In some ways (but not all), China is even more exposed to the dangers of a real estate collapse than America was. Washington Post business reporter Jia Lynn Yang pointed out last fall that urban housing stock constituted 41 percent of Chinese household wealth of 2011. The number was 26 percent in the U.S. In other words, Chinese families tend to invest almost twice as much of their money in urban real estate than do American families. So, if you thought Americans were hit hard when that real estate suddenly lost value, it could be even worse for Chinese, who also tend to put much more of their earnings into long-term investments than do Americans. That said, it would also take a bigger drop in prices for the market to collapse, as Chinese buyers tend to put down larger down payments.
And here’s the really scary number: 13 percent of Chinese GDP in 2011 came from real estate investment. 13 percent! If that investment stalls abruptly, as it did in Phoenix Island, the rest of the Chinese economy could follow. That could cause political instability in China and, much more certainly, would set back the global economy.

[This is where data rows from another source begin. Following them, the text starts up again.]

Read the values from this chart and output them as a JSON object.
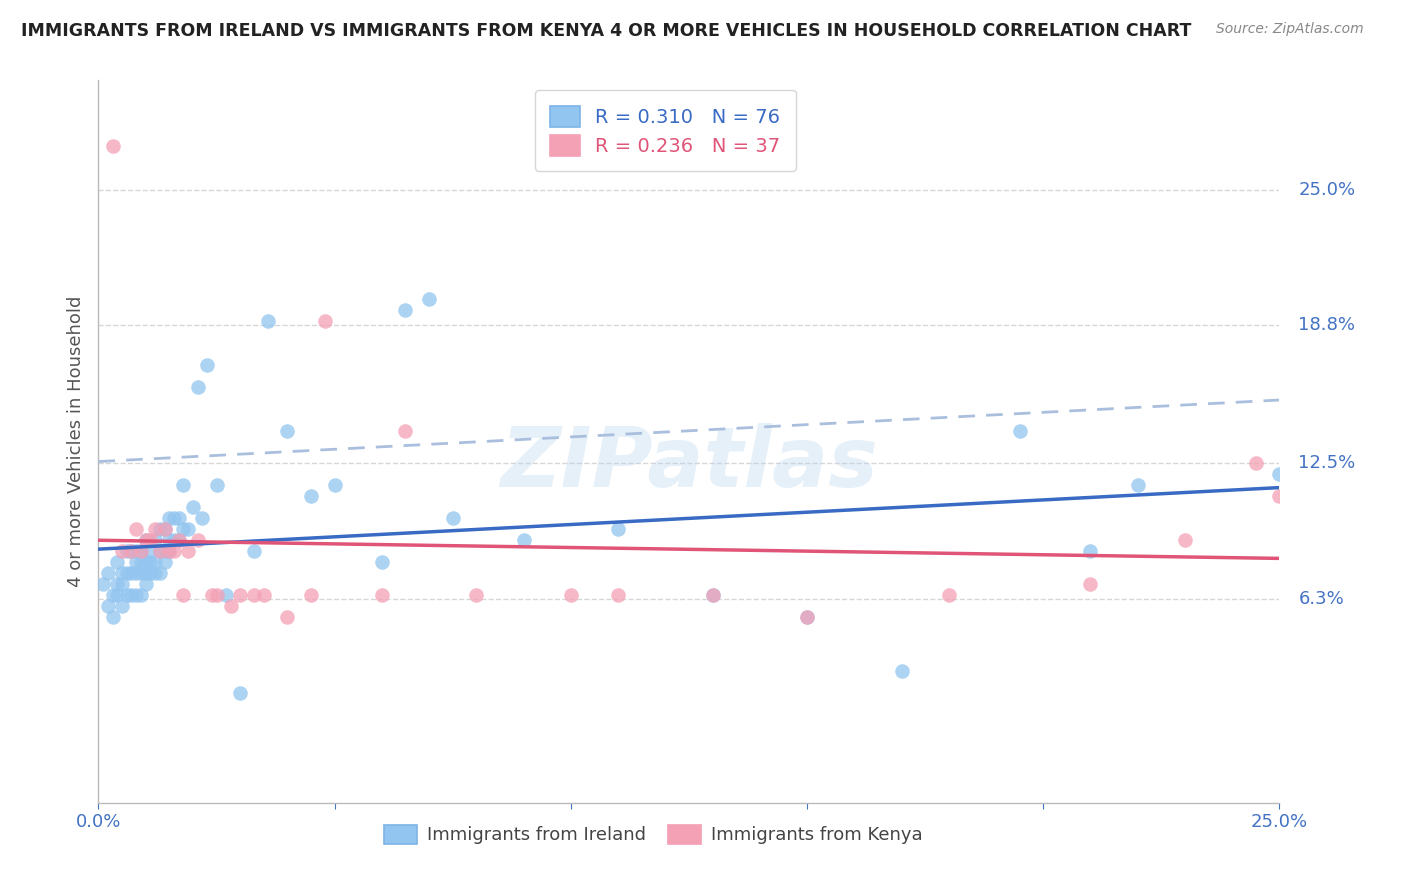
{
  "title": "IMMIGRANTS FROM IRELAND VS IMMIGRANTS FROM KENYA 4 OR MORE VEHICLES IN HOUSEHOLD CORRELATION CHART",
  "source": "Source: ZipAtlas.com",
  "ylabel": "4 or more Vehicles in Household",
  "xlim": [
    0.0,
    0.25
  ],
  "ylim": [
    -0.03,
    0.3
  ],
  "xtick_vals": [
    0.0,
    0.05,
    0.1,
    0.15,
    0.2,
    0.25
  ],
  "xtick_labels": [
    "0.0%",
    "",
    "",
    "",
    "",
    "25.0%"
  ],
  "ytick_vals": [
    0.063,
    0.125,
    0.188,
    0.25
  ],
  "ytick_labels": [
    "6.3%",
    "12.5%",
    "18.8%",
    "25.0%"
  ],
  "ireland_R": 0.31,
  "ireland_N": 76,
  "kenya_R": 0.236,
  "kenya_N": 37,
  "ireland_color": "#92C5F0",
  "kenya_color": "#F4A0B5",
  "ireland_line_color": "#3A6BC4",
  "kenya_line_color": "#E05577",
  "dashed_line_color": "#AABFDD",
  "watermark": "ZIPatlas",
  "ireland_x": [
    0.001,
    0.002,
    0.002,
    0.003,
    0.003,
    0.004,
    0.004,
    0.004,
    0.005,
    0.005,
    0.005,
    0.006,
    0.006,
    0.006,
    0.007,
    0.007,
    0.007,
    0.008,
    0.008,
    0.008,
    0.008,
    0.009,
    0.009,
    0.009,
    0.009,
    0.01,
    0.01,
    0.01,
    0.01,
    0.011,
    0.011,
    0.011,
    0.012,
    0.012,
    0.012,
    0.013,
    0.013,
    0.013,
    0.014,
    0.014,
    0.014,
    0.015,
    0.015,
    0.015,
    0.016,
    0.016,
    0.017,
    0.017,
    0.018,
    0.018,
    0.019,
    0.02,
    0.021,
    0.022,
    0.023,
    0.025,
    0.027,
    0.03,
    0.033,
    0.036,
    0.04,
    0.045,
    0.05,
    0.06,
    0.065,
    0.07,
    0.075,
    0.09,
    0.11,
    0.13,
    0.15,
    0.17,
    0.195,
    0.21,
    0.22,
    0.25
  ],
  "ireland_y": [
    0.07,
    0.075,
    0.06,
    0.065,
    0.055,
    0.065,
    0.07,
    0.08,
    0.07,
    0.06,
    0.075,
    0.065,
    0.075,
    0.085,
    0.065,
    0.075,
    0.085,
    0.065,
    0.075,
    0.08,
    0.085,
    0.065,
    0.075,
    0.08,
    0.085,
    0.07,
    0.075,
    0.08,
    0.09,
    0.075,
    0.08,
    0.085,
    0.075,
    0.08,
    0.09,
    0.075,
    0.085,
    0.095,
    0.08,
    0.085,
    0.095,
    0.085,
    0.09,
    0.1,
    0.09,
    0.1,
    0.09,
    0.1,
    0.095,
    0.115,
    0.095,
    0.105,
    0.16,
    0.1,
    0.17,
    0.115,
    0.065,
    0.02,
    0.085,
    0.19,
    0.14,
    0.11,
    0.115,
    0.08,
    0.195,
    0.2,
    0.1,
    0.09,
    0.095,
    0.065,
    0.055,
    0.03,
    0.14,
    0.085,
    0.115,
    0.12
  ],
  "kenya_x": [
    0.003,
    0.005,
    0.007,
    0.008,
    0.009,
    0.01,
    0.011,
    0.012,
    0.013,
    0.014,
    0.015,
    0.016,
    0.017,
    0.018,
    0.019,
    0.021,
    0.024,
    0.028,
    0.033,
    0.04,
    0.048,
    0.06,
    0.065,
    0.08,
    0.1,
    0.11,
    0.13,
    0.15,
    0.18,
    0.21,
    0.23,
    0.245,
    0.25,
    0.025,
    0.03,
    0.035,
    0.045
  ],
  "kenya_y": [
    0.27,
    0.085,
    0.085,
    0.095,
    0.085,
    0.09,
    0.09,
    0.095,
    0.085,
    0.095,
    0.085,
    0.085,
    0.09,
    0.065,
    0.085,
    0.09,
    0.065,
    0.06,
    0.065,
    0.055,
    0.19,
    0.065,
    0.14,
    0.065,
    0.065,
    0.065,
    0.065,
    0.055,
    0.065,
    0.07,
    0.09,
    0.125,
    0.11,
    0.065,
    0.065,
    0.065,
    0.065
  ],
  "grid_color": "#CCCCCC",
  "title_color": "#222222",
  "axis_label_color": "#555555",
  "right_label_color": "#4472C4",
  "tick_label_color": "#4472C4",
  "background_color": "#FFFFFF"
}
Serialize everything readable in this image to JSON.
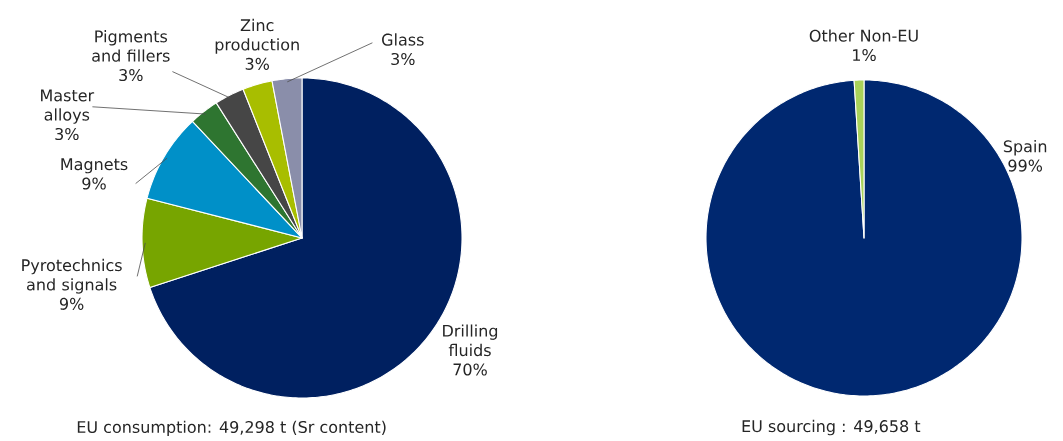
{
  "chart_data": [
    {
      "type": "pie",
      "categories": [
        "Drilling fluids",
        "Pyrotechnics and signals",
        "Magnets",
        "Master alloys",
        "Pigments and fillers",
        "Zinc production",
        "Glass"
      ],
      "values": [
        70,
        9,
        9,
        3,
        3,
        3,
        3
      ],
      "value_labels": [
        "70%",
        "9%",
        "9%",
        "3%",
        "3%",
        "3%",
        "3%"
      ],
      "colors": [
        "#002060",
        "#77a500",
        "#0090c8",
        "#2e7530",
        "#464646",
        "#a8be00",
        "#8a8eaa"
      ],
      "annotations": [
        "EU consumption: 49,298 t (Sr content)"
      ]
    },
    {
      "type": "pie",
      "categories": [
        "Spain",
        "Other Non-EU"
      ],
      "values": [
        99,
        1
      ],
      "value_labels": [
        "99%",
        "1%"
      ],
      "colors": [
        "#002870",
        "#a9d25a"
      ],
      "annotations": [
        "EU sourcing : 49,658 t"
      ]
    }
  ]
}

“As long as the money supply keeps expanding aggressively (15%+ per year), and people (absent alternatives) are willing to plow that money into real estate and hold it, this [real estate market] can persist for some time,” Chovanec explains in an e-mail. “But when the flow of new money slows — either because of the need to rein in inflation, including housing inflation, or the need to roll over and refinance bad debt (often at rising rates of interest) — the whole thing begins to unravel.”
More on Phoenix Island Collapse
Chinese manufacturers once snapped up its luxury apartments, but with profits falling as a result of the global downturn many owners need to offload properties urgently and raise cash to repay business loans, estate agents said.
Now apartments on Phoenix Island which reached the dizzying heights of 150,000 yuan per square metre ($2,200 per square foot) in 2010 are on offer for just 70,000 yuan, said Sun Zhe, a local estate agent.
"China had a lending boom... and so if people are using property as a place to stash their cash, they had more cash to stash," said Patrick Chanovec, a professor at Beijing's Tsinghua university.
"At some point they want to get their money out, then you find out if there are really people who are willing to pay those high prices."
Surprise, it's only worth what someone can pay for it.